Of course, as we’ve pointed out, China seems to be much more aggressive with intellectual property lately, but not in the way the US wants. That is, it’s been using patent and copyright laws to make life more difficult for foreign companies, specifically US companies. And, in reading through the details of that NY Times article above, it looks like they’re planning to do more of the same.
The strategy that’s being described (get a TON more patents in China and all around the rest of the world) is not a strategy for innovation. It’s a strategy to stop others from innovating. It seems that China may understand patents a hell of a lot better than even officials in the US. And, incredibly, US officials seem to be falling for it. The Chinese must be laughing with glee to hear USPTO director David Kappos naively declare that:
“The leadership in China knows that innovation is its future, the key to higher living standards and long-term growth,” Mr. Kappos says. “They are doing everything they can to drive innovation, and China’s patent strategy is part of that broader plan.”
No, they’re not driving innovation. They’re seeking out weapons to use against foreign companies, as they’ve been doing for the past few years. That such an obvious move is totally missed by someone like Kappos suggests the level of ignorance of our own patent officials.

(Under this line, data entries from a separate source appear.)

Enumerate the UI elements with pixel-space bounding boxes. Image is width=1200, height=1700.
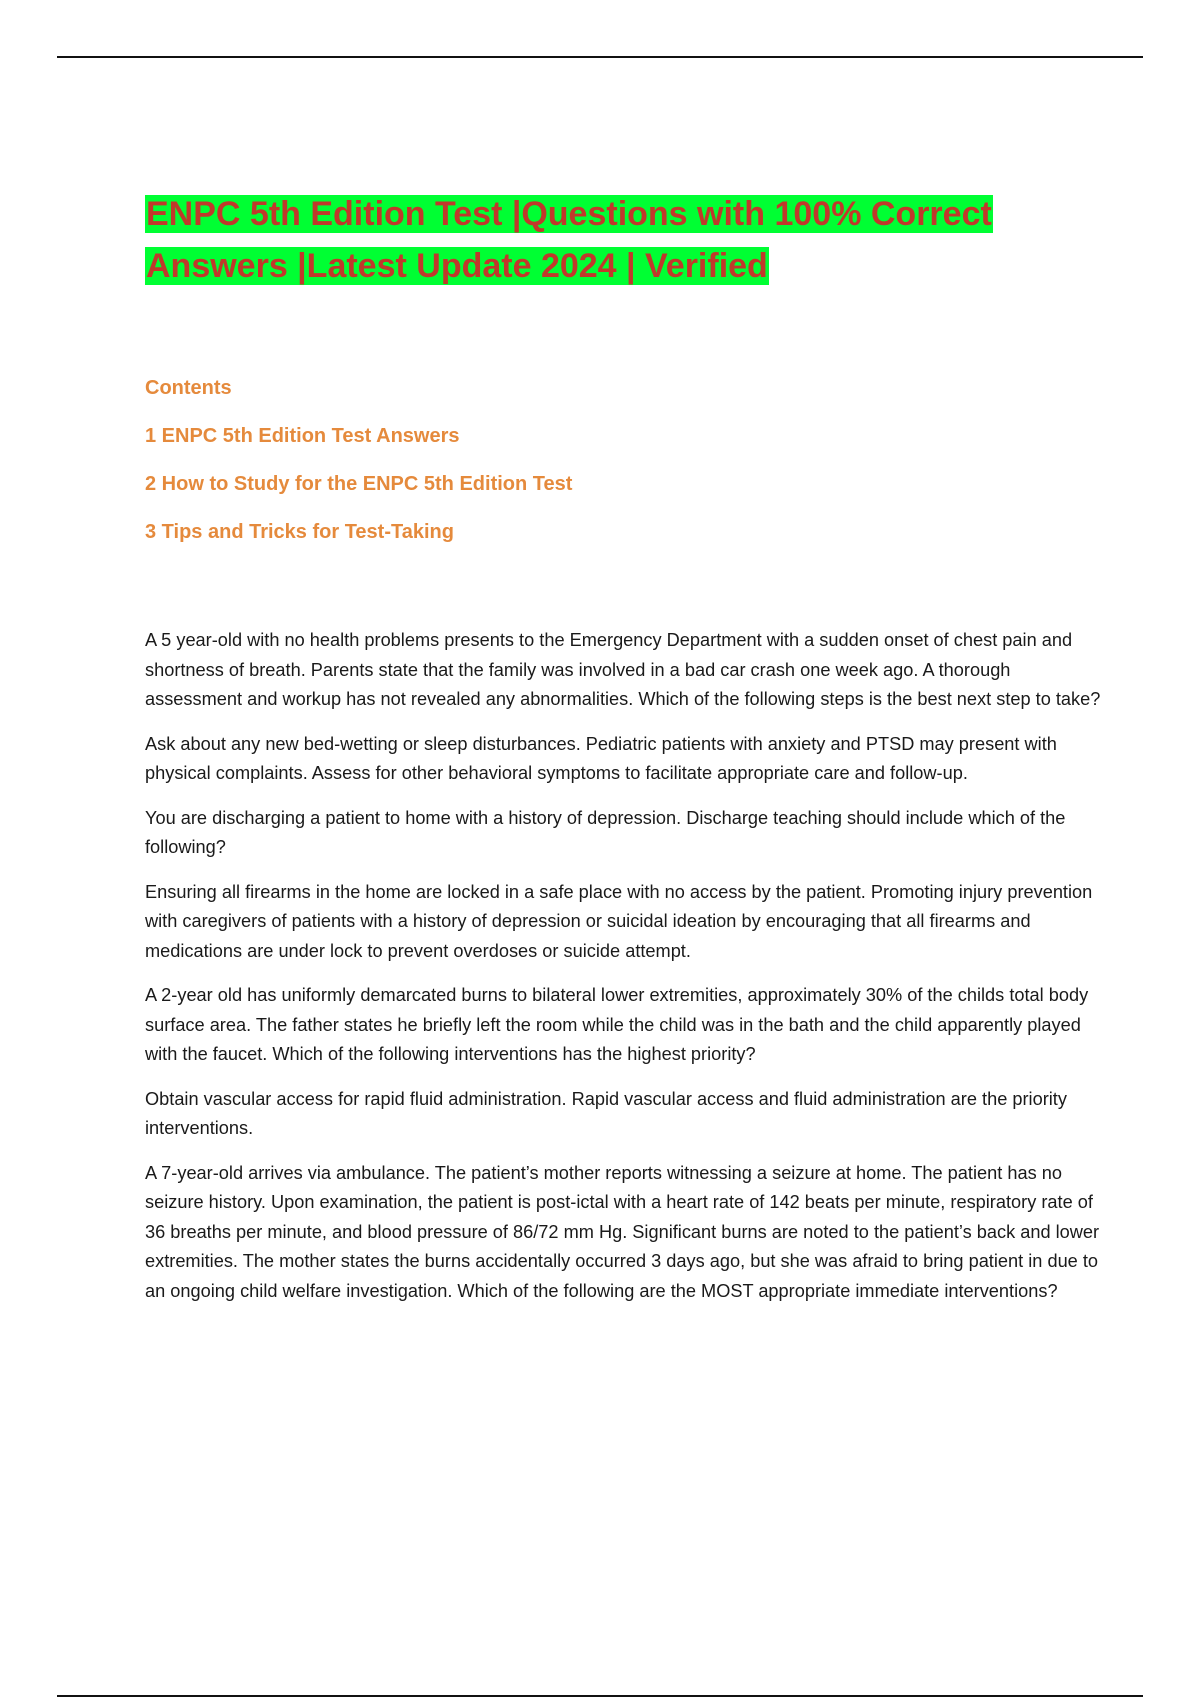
- table-of-contents: [145, 376, 1105, 544]
- title-line-2: Answers |Latest Update 2024 | Verified: [146, 247, 768, 285]
- toc-item-answers[interactable]: 1 ENPC 5th Edition Test Answers: [145, 425, 460, 447]
- toc-item-tips-and-tricks[interactable]: 3 Tips and Tricks for Test-Taking: [145, 521, 454, 543]
- toc-item-how-to-study[interactable]: 2 How to Study for the ENPC 5th Edition Test: [145, 473, 573, 495]
- question-4: A 7-year-old arrives via ambulance. The patient’s mother reports witnessing a seizure at home. The patient has no seizure history. Upon examination, the patient is post-ictal with a heart rate of 142 beats per minute, respiratory rate of 36 breaths per minute, and blood pressure of 86/72 mm Hg. Significant burns are noted to the patient’s back and lower extremities. The mother states the burns accidentally occurred 3 days ago, but she was afraid to bring patient in due to an ongoing child welfare investigation. Which of the following are the MOST appropriate immediate interventions?: [145, 1162, 1100, 1301]
- answer-2: Ensuring all firearms in the home are locked in a safe place with no access by the patient. Promoting injury prevention with caregivers of patients with a history of depression or suicidal ideation by encouraging that all firearms and medications are under lock to prevent overdoses or suicide attempt.: [145, 881, 1093, 961]
- top-rule: [57, 56, 1143, 58]
- answer-1: Ask about any new bed-wetting or sleep disturbances. Pediatric patients with anxiety and PTSD may present with physical complaints. Assess for other behavioral symptoms to facilitate appropriate care and follow-up.: [145, 733, 1057, 783]
- question-3: A 2-year old has uniformly demarcated burns to bilateral lower extremities, approximately 30% of the childs total body surface area. The father states he briefly left the room while the child was in the bath and the child apparently played with the faucet. Which of the following interventions has the highest priority?: [145, 985, 1089, 1064]
- document-title: [145, 188, 1105, 292]
- question-2: You are discharging a patient to home with a history of depression. Discharge teaching should include which of the following?: [145, 807, 1066, 857]
- title-line-1: ENPC 5th Edition Test |Questions with 100% Correct: [146, 195, 992, 233]
- question-1: A 5 year-old with no health problems presents to the Emergency Department with a sudden onset of chest pain and shortness of breath. Parents state that the family was involved in a bad car crash one week ago. A thorough assessment and workup has not revealed any abnormalities. Which of the following steps is the best next step to take?: [145, 630, 1101, 709]
- answer-3: Obtain vascular access for rapid fluid administration. Rapid vascular access and fluid administration are the priority interventions.: [145, 1088, 1067, 1138]
- toc-heading: Contents: [145, 377, 232, 399]
- bottom-rule: [57, 1695, 1143, 1697]
- document-page: [145, 188, 1105, 1321]
- document-body: [145, 626, 1105, 1306]
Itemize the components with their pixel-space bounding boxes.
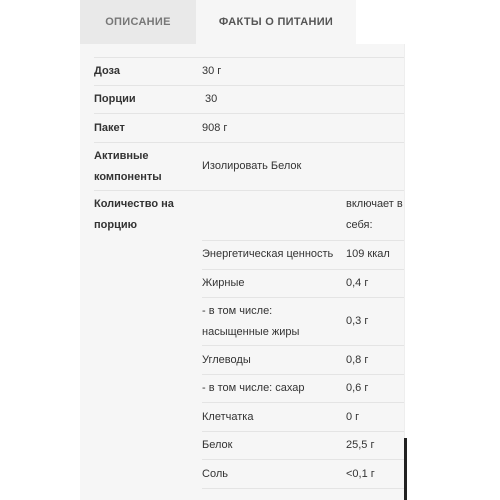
row-divider <box>94 113 404 114</box>
nutrient-name: - в том числе: сахар <box>202 382 305 394</box>
table-row-package <box>94 118 404 139</box>
table-row-servings <box>94 89 404 110</box>
nutrient-value: 25,5 г <box>346 439 375 451</box>
nutrient-value: 109 ккал <box>346 248 390 260</box>
tab-description[interactable]: ОПИСАНИЕ <box>80 0 196 44</box>
row-divider <box>202 345 404 346</box>
nutrient-name: Соль <box>202 468 228 480</box>
tab-nutrition-facts[interactable]: ФАКТЫ О ПИТАНИИ <box>196 0 356 44</box>
table-row-fiber <box>94 407 404 428</box>
table-row-saturated-fat <box>94 301 404 343</box>
row-divider <box>202 269 404 270</box>
table-row-carbs <box>94 350 404 371</box>
row-value: 30 г <box>202 65 222 77</box>
nutrient-name: Клетчатка <box>202 411 254 423</box>
table-row-per-serving <box>94 194 404 236</box>
row-value: Изолировать Белок <box>202 160 302 172</box>
row-label: Количество на порцию <box>94 198 174 231</box>
row-divider <box>202 431 404 432</box>
table-row-dose <box>94 61 404 82</box>
nutrient-value: 0,4 г <box>346 277 369 289</box>
nutrient-value: 0,3 г <box>346 315 369 327</box>
row-divider <box>94 142 404 143</box>
row-label: Пакет <box>94 122 125 134</box>
table-row-energy <box>94 244 404 265</box>
table-row-protein <box>94 435 404 456</box>
row-divider <box>202 459 404 460</box>
tab-bar <box>80 0 356 44</box>
nutrient-value: 0,6 г <box>346 382 369 394</box>
table-row-salt <box>94 464 404 485</box>
row-divider <box>94 190 404 191</box>
table-row-fat <box>94 273 404 294</box>
row-divider <box>94 57 404 58</box>
nutrient-value: 0,8 г <box>346 354 369 366</box>
nutrient-name: Углеводы <box>202 354 251 366</box>
nutrient-name: Белок <box>202 439 233 451</box>
row-value: 30 <box>202 93 218 105</box>
row-value: 908 г <box>202 122 228 134</box>
row-divider <box>94 85 404 86</box>
table-row-sugar <box>94 378 404 399</box>
nutrient-name: Жирные <box>202 277 245 289</box>
row-divider <box>202 297 404 298</box>
nutrient-name: - в том числе: насыщенные жиры <box>202 305 300 338</box>
row-label: Порции <box>94 93 136 105</box>
row-value: включает в себя: <box>346 198 403 231</box>
row-label: Активные компоненты <box>94 150 162 183</box>
nutrient-value: 0 г <box>346 411 360 423</box>
row-divider <box>202 488 404 489</box>
scroll-edge-mark <box>404 438 407 500</box>
nutrient-value: <0,1 г <box>346 468 375 480</box>
row-divider <box>202 402 404 403</box>
panel-border <box>404 44 405 500</box>
row-label: Доза <box>94 65 120 77</box>
table-row-active <box>94 146 404 188</box>
nutrient-name: Энергетическая ценность <box>202 248 334 260</box>
row-divider <box>202 374 404 375</box>
row-divider <box>202 240 404 241</box>
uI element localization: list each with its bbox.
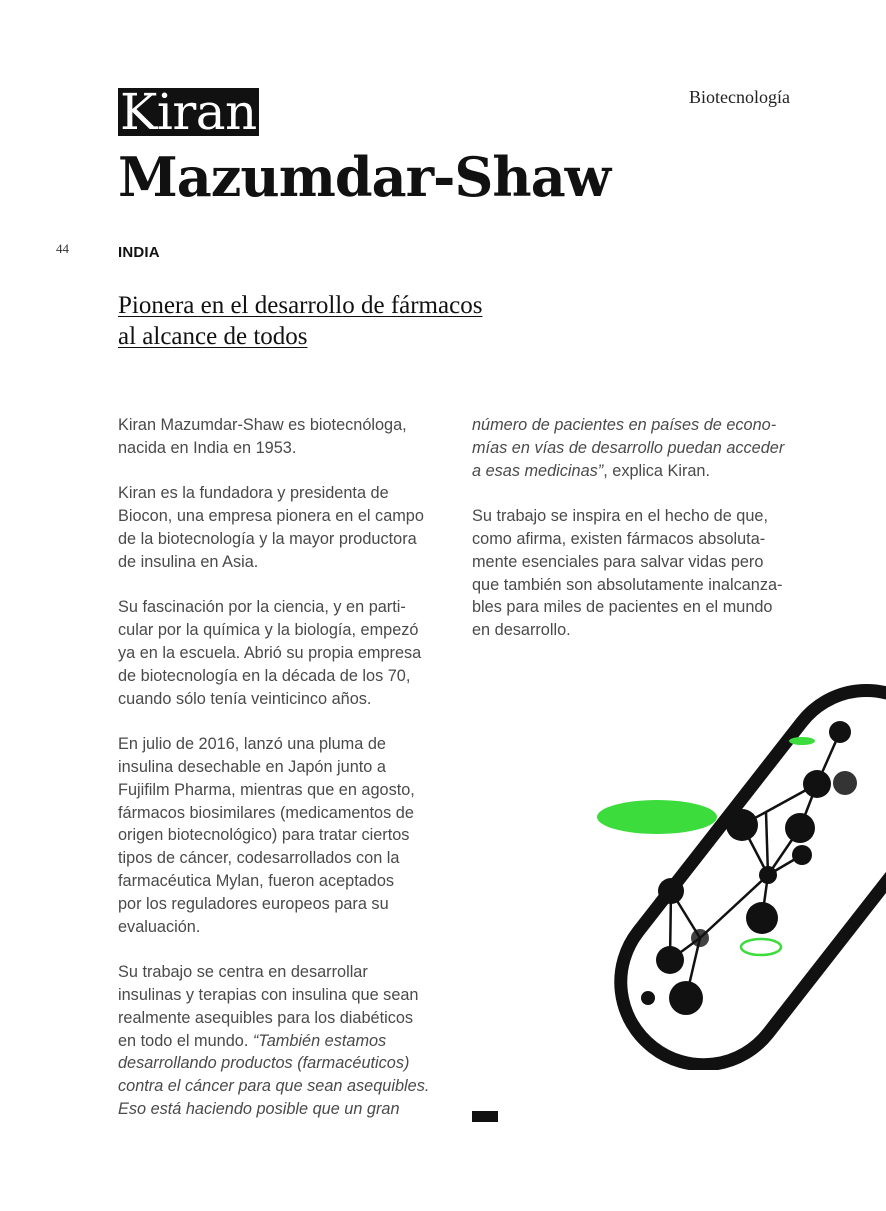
green-ring (741, 939, 781, 955)
body-line: realmente asequibles para los diabéticos (118, 1008, 414, 1027)
end-of-article-mark (472, 1111, 498, 1122)
quote-text: desarrollando productos (farmacéuticos) (118, 1054, 410, 1073)
body-line (472, 460, 812, 483)
quote-text: mías en vías de desarrollo puedan acceder (472, 438, 785, 457)
article-subtitle (118, 290, 578, 352)
body-line: evaluación. (118, 917, 201, 936)
quote-text: a esas medicinas” (472, 461, 604, 480)
first-name-heading: Kiran (120, 83, 257, 141)
country-label: INDIA (118, 244, 160, 261)
body-line: ya en la escuela. Abrió su propia empresa (118, 643, 422, 662)
body-line: Su fascinación por la ciencia, y en parti- (118, 598, 406, 617)
body-line: como afirma, existen fármacos absoluta- (472, 529, 766, 548)
quote-line (118, 1098, 458, 1121)
body-line: en desarrollo. (472, 621, 571, 640)
body-line: insulina desechable en Japón junto a (118, 757, 386, 776)
body-line: origen biotecnológico) para tratar ciertos (118, 826, 410, 845)
quote-text: Eso está haciendo posible que un gran (118, 1099, 400, 1118)
body-line: bles para miles de pacientes en el mundo (472, 598, 773, 617)
body-line: Su trabajo se centra en desarrollar (118, 963, 368, 982)
body-line: fármacos biosimilares (medicamentos de (118, 803, 414, 822)
body-line: insulinas y terapias con insulina que sean (118, 985, 419, 1004)
quote-text: “También estamos (252, 1031, 387, 1050)
green-blob (789, 737, 815, 745)
body-line: Kiran es la fundadora y presidenta de (118, 484, 389, 503)
left-text-column (118, 414, 458, 1121)
body-line: Fujifilm Pharma, mientras que en agosto, (118, 780, 415, 799)
body-line: que también son absolutamente inalcanza- (472, 575, 783, 594)
quote-text: contra el cáncer para que sean asequibles. (118, 1077, 430, 1096)
quote-text: número de pacientes en países de econo- (472, 416, 777, 434)
body-line: Su trabajo se inspira en el hecho de que, (472, 507, 768, 526)
body-line: tipos de cáncer, codesarrollados con la (118, 849, 400, 868)
body-line: de insulina en Asia. (118, 552, 259, 571)
quote-line (118, 1052, 458, 1075)
quote-line (472, 414, 812, 437)
body-line: farmacéutica Mylan, fueron aceptados (118, 871, 395, 890)
body-line: Kiran Mazumdar-Shaw es biotecnóloga, (118, 416, 407, 434)
body-line: cular por la química y la biología, empezó (118, 621, 419, 640)
body-line: por los reguladores europeos para su (118, 894, 389, 913)
body-line: nacida en India en 1953. (118, 438, 297, 457)
body-text: , explica Kiran. (603, 461, 711, 480)
green-blob (597, 800, 717, 834)
body-line (118, 1030, 458, 1053)
right-text-column (472, 414, 812, 642)
body-line: cuando sólo tenía veinticinco años. (118, 689, 372, 708)
body-line: En julio de 2016, lanzó una pluma de (118, 735, 386, 754)
quote-line (472, 437, 812, 460)
section-label: Biotecnología (689, 87, 790, 107)
body-line: de la biotecnología y la mayor productora (118, 529, 417, 548)
quote-line (118, 1075, 458, 1098)
body-line: mente esenciales para salvar vidas pero (472, 552, 764, 571)
subtitle-line: Pionera en el desarrollo de fármacos (118, 292, 483, 319)
body-line: de biotecnología en la década de los 70, (118, 666, 411, 685)
last-name-heading: Mazumdar-Shaw (118, 145, 611, 209)
body-text: en todo el mundo. (118, 1031, 253, 1050)
body-line: Biocon, una empresa pionera en el campo (118, 507, 424, 526)
bacterium-illustration-icon (590, 670, 886, 1070)
page-number: 44 (56, 241, 69, 256)
subtitle-line: al alcance de todos (118, 323, 308, 350)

The US has taught China well how patents can be used as a weapon to hinder innovation, and it seems clear that China’s latest strategy is to use patents as an economic weapon. It’s not about improving innovation at home. The Chinese will continue to copy and ignore patents whenever it wants and whenever it believes it will be helpful to the local economy. But it will seek to stymie innovation around the globe by using patents as monopolies that can set up both tollbooths and huge hurdles for innovation from foreign competitors. And the US is playing right into this strategy by believing that patents, by themselves, are some sort of indicator of innovation and pushing China to “respect” patents even more. It’s not hard to see how this is going to backfire badly on the US, including the companies who have urged on this strategy.